Barnes Group Inc. is a global diversified manufacturer and provider of highly engineered products, innovative solutions and differentiated industrial technologies. B’s product and solution offerings include plastic injection molding technologies, robotic grippers, automation components, fine-blanked solutions, high-performance precision components and engineering solutions.

Barnes Group’sexpected earnings growth for the current year is 8.6%. The Zacks Consensus Estimate for current-year earnings has improved 0.9% over the past 60 days. B carries a Zacks Rank #2.

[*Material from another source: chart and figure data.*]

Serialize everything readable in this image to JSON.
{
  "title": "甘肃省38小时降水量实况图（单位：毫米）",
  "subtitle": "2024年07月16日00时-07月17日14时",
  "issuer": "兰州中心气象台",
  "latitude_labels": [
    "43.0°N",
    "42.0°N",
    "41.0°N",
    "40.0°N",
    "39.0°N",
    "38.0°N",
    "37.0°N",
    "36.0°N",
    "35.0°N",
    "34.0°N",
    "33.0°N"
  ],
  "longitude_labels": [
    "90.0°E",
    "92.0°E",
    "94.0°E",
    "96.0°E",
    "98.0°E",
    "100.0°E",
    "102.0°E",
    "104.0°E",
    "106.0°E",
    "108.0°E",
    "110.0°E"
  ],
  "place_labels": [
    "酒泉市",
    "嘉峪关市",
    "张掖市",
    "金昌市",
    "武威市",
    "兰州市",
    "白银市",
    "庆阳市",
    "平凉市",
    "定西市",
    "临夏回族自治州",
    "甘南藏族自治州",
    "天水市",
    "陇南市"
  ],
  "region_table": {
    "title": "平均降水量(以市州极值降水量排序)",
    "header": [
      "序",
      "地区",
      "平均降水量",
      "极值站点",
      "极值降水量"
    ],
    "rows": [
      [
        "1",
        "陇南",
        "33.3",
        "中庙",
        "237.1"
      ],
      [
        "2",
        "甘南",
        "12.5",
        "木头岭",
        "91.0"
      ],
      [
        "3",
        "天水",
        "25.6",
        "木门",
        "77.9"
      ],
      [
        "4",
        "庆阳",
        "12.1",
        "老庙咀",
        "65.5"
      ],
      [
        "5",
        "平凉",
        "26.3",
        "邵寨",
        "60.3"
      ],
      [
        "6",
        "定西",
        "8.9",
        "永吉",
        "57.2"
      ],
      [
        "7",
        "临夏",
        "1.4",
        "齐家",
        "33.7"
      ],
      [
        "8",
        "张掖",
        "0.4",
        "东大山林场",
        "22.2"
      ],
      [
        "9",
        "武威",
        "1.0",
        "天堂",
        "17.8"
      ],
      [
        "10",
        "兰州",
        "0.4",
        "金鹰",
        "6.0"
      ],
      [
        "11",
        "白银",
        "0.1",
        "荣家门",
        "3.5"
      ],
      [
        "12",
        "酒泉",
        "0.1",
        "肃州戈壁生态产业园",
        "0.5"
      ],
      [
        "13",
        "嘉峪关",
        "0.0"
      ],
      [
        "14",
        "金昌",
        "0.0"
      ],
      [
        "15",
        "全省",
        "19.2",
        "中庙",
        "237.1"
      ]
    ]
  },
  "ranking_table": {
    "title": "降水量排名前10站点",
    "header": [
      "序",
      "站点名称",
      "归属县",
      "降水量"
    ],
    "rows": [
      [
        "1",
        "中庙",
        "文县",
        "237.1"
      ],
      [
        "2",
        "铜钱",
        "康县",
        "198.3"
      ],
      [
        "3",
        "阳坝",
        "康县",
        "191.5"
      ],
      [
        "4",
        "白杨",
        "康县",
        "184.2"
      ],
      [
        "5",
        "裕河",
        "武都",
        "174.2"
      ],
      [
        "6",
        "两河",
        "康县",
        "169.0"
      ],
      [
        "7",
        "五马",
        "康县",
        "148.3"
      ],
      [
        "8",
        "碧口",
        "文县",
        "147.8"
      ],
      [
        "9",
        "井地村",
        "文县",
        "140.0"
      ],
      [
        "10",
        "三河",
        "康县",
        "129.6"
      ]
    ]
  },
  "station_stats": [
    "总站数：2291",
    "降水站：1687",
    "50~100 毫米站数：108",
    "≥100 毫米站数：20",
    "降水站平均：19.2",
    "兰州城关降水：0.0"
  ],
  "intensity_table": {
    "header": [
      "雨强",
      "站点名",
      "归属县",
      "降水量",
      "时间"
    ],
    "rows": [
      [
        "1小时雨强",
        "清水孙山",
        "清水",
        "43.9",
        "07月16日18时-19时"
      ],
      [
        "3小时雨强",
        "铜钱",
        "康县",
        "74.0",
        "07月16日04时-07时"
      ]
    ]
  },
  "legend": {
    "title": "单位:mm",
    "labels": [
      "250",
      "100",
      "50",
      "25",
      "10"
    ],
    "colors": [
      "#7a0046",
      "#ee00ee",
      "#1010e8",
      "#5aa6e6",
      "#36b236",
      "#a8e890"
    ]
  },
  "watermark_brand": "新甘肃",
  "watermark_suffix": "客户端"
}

Flowserve Corporation is a leading manufacturer and aftermarket service provider of comprehensive flow control systems, globally. FLS develops and manufactures precision-engineered flow control equipment, such as pumps, valves and seals, for critical service applications that require high reliability. Flowserve uses its manufacturing platform to offer a broad array of aftermarket equipment services, such as installation, advanced diagnostics, repair and retrofitting.

Flowserve Corporation’s expected earnings growth for the current year is 52.7%. The Zacks Consensus Estimate for current-year earnings has improved 1.8% over the past 60 days. FLS currently has a Zacks Rank #2.

Ingersoll Rand Inc. is a global industrial company, with expertise in industrial and mission-critical flow creation technologies. IR came into existence when Gardner Denver Holdings, Inc. acquired the Industrial segment of Ingersoll-Rand plc in February 2020.

Ingersoll Rand’s expected earnings growth for the current year is 7.2%. The Zacks Consensus Estimate for current-year earnings has improved 4.1% over the past 60 days. IR currently sports a Zacks Rank #1.